Quem não soube se conter foi o ministro brasileiro do Meio Ambiente, Ricardo Salles, que esteve na Alemanha dias atrás, tentando de convencer o governo europeu de que seu compromisso com a preservação da Amazônia é autêntico, apesar dos gigantescos incêndios registrados nos últimos meses, que foram iniciados por apoiadores de Bolsonaro e ajudados pelas políticas de sucateamento dos órgãos de proteção ambiental – algo que o atual presidente prometeu na campanha que faria, e está cumprindo.
Alemanha e Noruega são os dois principais financiadores do chamado Fundo Amazônico, que entrega ao país tropical quase um bilhão de dólares por ano para a preservação da maior floresta do mundo, mas decidiram suspender essa remessa, ao considerar que o governo atual é responsável pelo desastre ecológico deste ano. Recentemente, o ministro Salles passou por Berlim para tentar reativar o Fundo, mas usou o mesmo discurso de seu presidente, de que as estatísticas sobre a devastação foram manipuladas por organizações ambientais “esquerdistas”, o que não convenceu as autoridades germânicas. Em tempo, os dados usados pelos ambientalistas são cifras difundidas e confirmadas tanto pelo INPE quanto pela NASA.
Bônus track: o bananesco caso do Paraguai
O golpe de Estado a Fernando Lugo foi um dos capítulos mais patéticos da história política de um continente que conhecem bem o que são os casos absurdos de disputa de poder.
Em meados de 2012, enquanto o governo tentava de viabilizar o debate pela reforma agrária – em um país onde mais de 85% das terras estão nas mãos de somente 2,5% da população rural –, um grupo de camponeses ligados a movimentos sociais pela terra foi atacado por forças policiais. Se produziu um confronto que terminou com 11 líderes sociais e 6 policiais mortos. A oposição de direita iniciou um processo de impeachment, responsabilizando o presidente pelo massacre, apesar de ele não ter nenhuma ligação com aquele movimento social, nem ter dado a ordem para a ação da polícia.
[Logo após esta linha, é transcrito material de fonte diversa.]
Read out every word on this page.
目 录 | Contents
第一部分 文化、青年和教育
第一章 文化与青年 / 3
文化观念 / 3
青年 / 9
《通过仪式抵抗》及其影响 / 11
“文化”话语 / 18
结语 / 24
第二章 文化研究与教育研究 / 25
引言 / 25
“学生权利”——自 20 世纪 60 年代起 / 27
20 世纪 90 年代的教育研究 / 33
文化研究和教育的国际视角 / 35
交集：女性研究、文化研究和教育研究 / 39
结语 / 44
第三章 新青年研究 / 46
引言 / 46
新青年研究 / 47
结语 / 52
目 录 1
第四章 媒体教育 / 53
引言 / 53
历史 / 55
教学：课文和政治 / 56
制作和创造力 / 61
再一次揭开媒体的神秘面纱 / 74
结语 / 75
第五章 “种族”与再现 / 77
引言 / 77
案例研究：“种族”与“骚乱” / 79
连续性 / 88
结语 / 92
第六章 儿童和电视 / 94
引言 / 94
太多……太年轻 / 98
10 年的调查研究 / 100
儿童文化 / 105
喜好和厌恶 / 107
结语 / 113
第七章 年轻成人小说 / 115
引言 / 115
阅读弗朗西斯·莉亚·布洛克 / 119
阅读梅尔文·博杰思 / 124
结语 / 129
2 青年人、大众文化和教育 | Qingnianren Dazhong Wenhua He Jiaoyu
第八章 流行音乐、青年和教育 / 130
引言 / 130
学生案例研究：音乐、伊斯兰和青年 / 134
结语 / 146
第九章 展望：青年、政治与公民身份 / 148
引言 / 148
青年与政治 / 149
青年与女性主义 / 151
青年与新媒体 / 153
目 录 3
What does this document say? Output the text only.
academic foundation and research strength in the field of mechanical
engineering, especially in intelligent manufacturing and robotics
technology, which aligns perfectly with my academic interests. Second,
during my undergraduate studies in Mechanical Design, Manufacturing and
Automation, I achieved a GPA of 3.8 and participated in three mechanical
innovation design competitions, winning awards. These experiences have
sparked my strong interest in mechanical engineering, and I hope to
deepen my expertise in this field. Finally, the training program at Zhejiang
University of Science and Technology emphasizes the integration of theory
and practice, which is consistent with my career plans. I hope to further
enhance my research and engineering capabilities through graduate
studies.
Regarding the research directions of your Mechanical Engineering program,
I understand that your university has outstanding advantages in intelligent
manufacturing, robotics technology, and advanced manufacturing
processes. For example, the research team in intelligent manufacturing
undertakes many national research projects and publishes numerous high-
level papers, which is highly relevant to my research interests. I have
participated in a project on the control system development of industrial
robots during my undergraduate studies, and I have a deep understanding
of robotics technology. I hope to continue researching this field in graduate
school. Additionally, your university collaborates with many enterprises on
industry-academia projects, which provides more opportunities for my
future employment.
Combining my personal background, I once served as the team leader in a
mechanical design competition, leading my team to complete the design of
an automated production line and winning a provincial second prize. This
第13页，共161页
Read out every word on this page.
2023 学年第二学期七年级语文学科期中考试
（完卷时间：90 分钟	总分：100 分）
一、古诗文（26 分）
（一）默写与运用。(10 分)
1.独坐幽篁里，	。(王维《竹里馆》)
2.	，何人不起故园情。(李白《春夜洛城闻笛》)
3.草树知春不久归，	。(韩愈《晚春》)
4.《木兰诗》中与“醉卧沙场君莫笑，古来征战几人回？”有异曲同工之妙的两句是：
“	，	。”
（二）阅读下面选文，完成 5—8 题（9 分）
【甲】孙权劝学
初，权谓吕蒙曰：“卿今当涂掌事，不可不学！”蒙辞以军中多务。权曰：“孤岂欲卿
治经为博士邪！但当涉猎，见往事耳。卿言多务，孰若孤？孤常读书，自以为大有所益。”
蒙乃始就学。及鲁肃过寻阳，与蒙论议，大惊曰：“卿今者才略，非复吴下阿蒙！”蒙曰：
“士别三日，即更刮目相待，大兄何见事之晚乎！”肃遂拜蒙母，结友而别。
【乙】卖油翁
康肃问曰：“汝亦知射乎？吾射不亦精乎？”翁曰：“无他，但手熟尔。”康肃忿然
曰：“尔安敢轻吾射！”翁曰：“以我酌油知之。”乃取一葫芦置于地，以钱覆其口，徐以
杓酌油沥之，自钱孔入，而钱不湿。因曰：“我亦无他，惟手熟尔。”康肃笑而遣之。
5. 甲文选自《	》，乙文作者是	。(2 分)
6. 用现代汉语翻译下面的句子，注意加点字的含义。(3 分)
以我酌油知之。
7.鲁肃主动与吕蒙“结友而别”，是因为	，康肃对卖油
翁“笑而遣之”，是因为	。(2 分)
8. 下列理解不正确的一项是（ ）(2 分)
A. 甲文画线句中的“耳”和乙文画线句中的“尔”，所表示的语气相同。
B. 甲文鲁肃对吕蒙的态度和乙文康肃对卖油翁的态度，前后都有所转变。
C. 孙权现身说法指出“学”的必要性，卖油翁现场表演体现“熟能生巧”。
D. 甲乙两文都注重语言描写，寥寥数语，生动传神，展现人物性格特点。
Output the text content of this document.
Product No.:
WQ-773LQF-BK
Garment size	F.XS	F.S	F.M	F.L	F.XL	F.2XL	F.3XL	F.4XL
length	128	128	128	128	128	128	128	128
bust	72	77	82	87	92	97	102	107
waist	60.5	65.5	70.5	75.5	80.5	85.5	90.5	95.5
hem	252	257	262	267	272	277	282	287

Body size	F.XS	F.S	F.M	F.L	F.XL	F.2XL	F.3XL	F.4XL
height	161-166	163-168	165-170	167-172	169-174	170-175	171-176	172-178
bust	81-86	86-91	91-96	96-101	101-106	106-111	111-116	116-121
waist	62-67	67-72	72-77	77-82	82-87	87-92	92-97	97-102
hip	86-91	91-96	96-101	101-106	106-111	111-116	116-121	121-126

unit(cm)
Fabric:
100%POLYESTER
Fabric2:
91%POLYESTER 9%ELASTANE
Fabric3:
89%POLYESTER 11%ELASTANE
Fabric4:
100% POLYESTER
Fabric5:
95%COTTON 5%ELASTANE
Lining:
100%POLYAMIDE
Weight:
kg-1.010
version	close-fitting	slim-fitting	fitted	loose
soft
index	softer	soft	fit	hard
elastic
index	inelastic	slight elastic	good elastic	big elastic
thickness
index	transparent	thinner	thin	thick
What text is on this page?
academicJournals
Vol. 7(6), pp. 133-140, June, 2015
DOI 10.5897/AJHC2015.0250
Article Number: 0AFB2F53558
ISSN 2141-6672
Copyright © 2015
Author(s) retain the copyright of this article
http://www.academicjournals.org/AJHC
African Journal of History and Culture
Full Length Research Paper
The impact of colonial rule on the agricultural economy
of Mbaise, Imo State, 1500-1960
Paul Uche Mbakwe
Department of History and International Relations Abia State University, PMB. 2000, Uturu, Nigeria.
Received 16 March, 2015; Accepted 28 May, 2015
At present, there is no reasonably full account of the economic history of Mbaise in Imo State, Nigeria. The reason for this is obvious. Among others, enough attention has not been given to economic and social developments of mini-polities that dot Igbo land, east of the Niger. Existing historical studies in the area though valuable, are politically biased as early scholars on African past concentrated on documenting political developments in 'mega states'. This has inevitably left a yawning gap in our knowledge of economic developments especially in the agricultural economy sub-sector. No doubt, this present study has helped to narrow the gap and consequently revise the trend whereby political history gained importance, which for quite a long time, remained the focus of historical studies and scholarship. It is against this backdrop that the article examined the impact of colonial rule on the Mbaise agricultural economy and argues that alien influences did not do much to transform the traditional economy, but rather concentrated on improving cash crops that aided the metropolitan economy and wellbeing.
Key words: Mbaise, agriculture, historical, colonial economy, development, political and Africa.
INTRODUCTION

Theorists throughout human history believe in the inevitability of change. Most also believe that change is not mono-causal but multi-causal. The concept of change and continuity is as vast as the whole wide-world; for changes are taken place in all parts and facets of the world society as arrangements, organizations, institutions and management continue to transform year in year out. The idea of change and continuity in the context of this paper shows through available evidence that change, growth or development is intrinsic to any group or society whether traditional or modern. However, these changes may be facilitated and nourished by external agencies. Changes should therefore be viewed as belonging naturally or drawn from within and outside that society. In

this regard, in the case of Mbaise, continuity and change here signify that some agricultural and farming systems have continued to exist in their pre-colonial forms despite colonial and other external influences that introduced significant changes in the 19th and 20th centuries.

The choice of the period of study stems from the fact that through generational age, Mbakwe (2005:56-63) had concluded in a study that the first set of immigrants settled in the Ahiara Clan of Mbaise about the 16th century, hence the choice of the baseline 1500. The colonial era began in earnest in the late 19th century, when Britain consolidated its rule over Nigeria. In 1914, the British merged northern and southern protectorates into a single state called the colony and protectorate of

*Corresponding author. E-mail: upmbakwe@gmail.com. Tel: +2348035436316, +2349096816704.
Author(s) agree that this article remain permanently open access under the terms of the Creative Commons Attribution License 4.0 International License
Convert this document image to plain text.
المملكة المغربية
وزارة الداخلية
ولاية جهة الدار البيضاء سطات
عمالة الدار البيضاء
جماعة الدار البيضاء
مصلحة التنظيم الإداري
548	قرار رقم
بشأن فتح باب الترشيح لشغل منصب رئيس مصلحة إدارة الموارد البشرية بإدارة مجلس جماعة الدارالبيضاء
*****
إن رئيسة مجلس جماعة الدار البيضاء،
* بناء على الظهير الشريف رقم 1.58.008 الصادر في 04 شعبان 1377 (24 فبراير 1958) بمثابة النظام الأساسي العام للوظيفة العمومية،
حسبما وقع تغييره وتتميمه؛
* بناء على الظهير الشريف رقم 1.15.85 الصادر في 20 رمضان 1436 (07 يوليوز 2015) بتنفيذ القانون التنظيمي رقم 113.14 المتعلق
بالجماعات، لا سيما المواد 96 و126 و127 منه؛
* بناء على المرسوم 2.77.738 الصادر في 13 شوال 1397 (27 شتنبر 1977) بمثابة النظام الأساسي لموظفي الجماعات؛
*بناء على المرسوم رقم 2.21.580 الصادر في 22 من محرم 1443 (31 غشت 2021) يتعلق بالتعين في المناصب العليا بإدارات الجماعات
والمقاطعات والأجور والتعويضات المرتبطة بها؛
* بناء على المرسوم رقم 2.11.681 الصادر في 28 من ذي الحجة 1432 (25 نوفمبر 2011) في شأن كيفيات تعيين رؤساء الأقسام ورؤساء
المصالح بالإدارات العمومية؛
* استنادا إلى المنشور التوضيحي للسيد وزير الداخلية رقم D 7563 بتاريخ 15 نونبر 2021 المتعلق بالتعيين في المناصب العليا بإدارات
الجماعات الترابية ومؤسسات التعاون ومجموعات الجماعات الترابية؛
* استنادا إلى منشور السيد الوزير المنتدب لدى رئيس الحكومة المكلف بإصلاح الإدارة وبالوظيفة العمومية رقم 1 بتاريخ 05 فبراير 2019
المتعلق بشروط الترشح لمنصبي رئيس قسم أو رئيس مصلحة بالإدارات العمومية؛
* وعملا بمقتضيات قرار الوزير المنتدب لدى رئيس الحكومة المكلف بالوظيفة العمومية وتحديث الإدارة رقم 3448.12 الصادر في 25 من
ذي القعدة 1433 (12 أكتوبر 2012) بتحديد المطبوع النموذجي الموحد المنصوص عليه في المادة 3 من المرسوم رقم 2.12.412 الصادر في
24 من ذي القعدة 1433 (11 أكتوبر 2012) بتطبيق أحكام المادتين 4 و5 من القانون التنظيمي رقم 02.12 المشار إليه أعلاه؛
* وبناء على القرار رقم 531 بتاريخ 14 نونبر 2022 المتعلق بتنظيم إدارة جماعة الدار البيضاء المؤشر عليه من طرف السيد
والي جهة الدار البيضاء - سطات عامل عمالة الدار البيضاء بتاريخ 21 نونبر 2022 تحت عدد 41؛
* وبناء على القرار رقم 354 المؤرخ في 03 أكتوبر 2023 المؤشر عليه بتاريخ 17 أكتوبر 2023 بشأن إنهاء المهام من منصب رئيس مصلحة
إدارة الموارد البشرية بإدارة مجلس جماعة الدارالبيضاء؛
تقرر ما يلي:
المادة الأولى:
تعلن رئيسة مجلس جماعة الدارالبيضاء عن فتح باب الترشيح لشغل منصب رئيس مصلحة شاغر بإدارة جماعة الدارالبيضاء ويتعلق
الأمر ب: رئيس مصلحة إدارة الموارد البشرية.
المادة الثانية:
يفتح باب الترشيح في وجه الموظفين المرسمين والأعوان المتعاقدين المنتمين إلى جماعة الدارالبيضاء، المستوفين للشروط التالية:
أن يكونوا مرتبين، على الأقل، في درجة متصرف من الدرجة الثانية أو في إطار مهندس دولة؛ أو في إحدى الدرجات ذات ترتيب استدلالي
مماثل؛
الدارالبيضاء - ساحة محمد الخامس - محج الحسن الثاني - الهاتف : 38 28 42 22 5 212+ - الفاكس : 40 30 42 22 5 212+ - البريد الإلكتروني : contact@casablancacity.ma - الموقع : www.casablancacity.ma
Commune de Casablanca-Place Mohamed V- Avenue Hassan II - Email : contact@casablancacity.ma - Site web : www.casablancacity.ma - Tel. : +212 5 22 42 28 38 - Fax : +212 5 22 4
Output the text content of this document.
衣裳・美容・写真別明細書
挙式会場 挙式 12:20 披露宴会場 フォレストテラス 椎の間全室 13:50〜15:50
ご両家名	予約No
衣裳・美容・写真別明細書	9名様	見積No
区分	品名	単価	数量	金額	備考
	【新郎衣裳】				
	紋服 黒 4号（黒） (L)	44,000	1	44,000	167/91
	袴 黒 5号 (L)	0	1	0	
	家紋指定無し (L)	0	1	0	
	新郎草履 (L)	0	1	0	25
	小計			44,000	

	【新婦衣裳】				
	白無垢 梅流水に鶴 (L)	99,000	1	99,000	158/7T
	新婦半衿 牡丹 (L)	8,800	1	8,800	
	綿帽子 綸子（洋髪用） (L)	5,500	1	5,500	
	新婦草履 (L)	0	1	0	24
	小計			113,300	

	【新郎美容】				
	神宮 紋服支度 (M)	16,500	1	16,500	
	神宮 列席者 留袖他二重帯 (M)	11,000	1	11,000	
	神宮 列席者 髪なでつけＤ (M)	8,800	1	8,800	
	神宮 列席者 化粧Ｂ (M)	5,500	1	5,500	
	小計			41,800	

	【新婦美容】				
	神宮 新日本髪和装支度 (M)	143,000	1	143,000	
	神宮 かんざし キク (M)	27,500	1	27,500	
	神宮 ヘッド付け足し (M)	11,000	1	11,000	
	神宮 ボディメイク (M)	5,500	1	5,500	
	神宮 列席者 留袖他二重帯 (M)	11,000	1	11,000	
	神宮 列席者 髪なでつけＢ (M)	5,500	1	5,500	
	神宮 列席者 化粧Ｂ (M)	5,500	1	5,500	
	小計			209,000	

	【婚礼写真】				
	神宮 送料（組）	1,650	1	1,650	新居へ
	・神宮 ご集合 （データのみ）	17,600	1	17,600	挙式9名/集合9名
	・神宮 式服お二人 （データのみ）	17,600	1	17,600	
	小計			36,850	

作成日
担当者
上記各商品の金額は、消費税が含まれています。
Dessa forma, e lançando p modelo que seria emulado no Brasil quatro anos depois, a direita paraguaia regressou ao poder pela força. Depois, também recuperou a hegemonia eleitoral perdida em 2008, o único pleito em que o Partido Colorado foi derrotado desde o fim da ditadura de Alfredo Stroessner (1954-1989).
Após os meses da administração transitória de quem era o vice-presidente de Lugo – o social-democrata Federico Franco, que governou entre junho de 2012 e agosto de 2013 –, vieram os mandatos de Horacio Cartes (2013-2018), um político-empresário que coleciona acusações de corrupção, lavagem de dinheiro e evasão de divisas, sem nunca ser julgado; e do atual presidente, Mario Abdo Benítez
Este segundo, após prometer lutar contra a corrupção – apesar de que o seu Partido Colorado é o campeão nacional do uso político das instituições públicas há 30 anos – foi flagrado negociando com uma empresa brasileira (ligada à família Bolsonaro) um acordo secreto que prejudicaria enormemente o Estado em uma de suas fontes de renda mais importantes, que é a venda ao Brasil dos excedentes da Central Hidroelétrica de Itaipu.
O escândalo levou a um pedido de impeachment de Benítez, que terminou arquivado após ele e Bolsonaro anularem o acordo, e apesar dos indícios de propina na negociação serem mais contundentes que os usados para justificar a derrubada de Lugo. De qualquer forma, mesmo salvando seu mandato, o presidente continua enfrentando uma crise política, a qual precisará de tempo e uma boa estratégia para superar.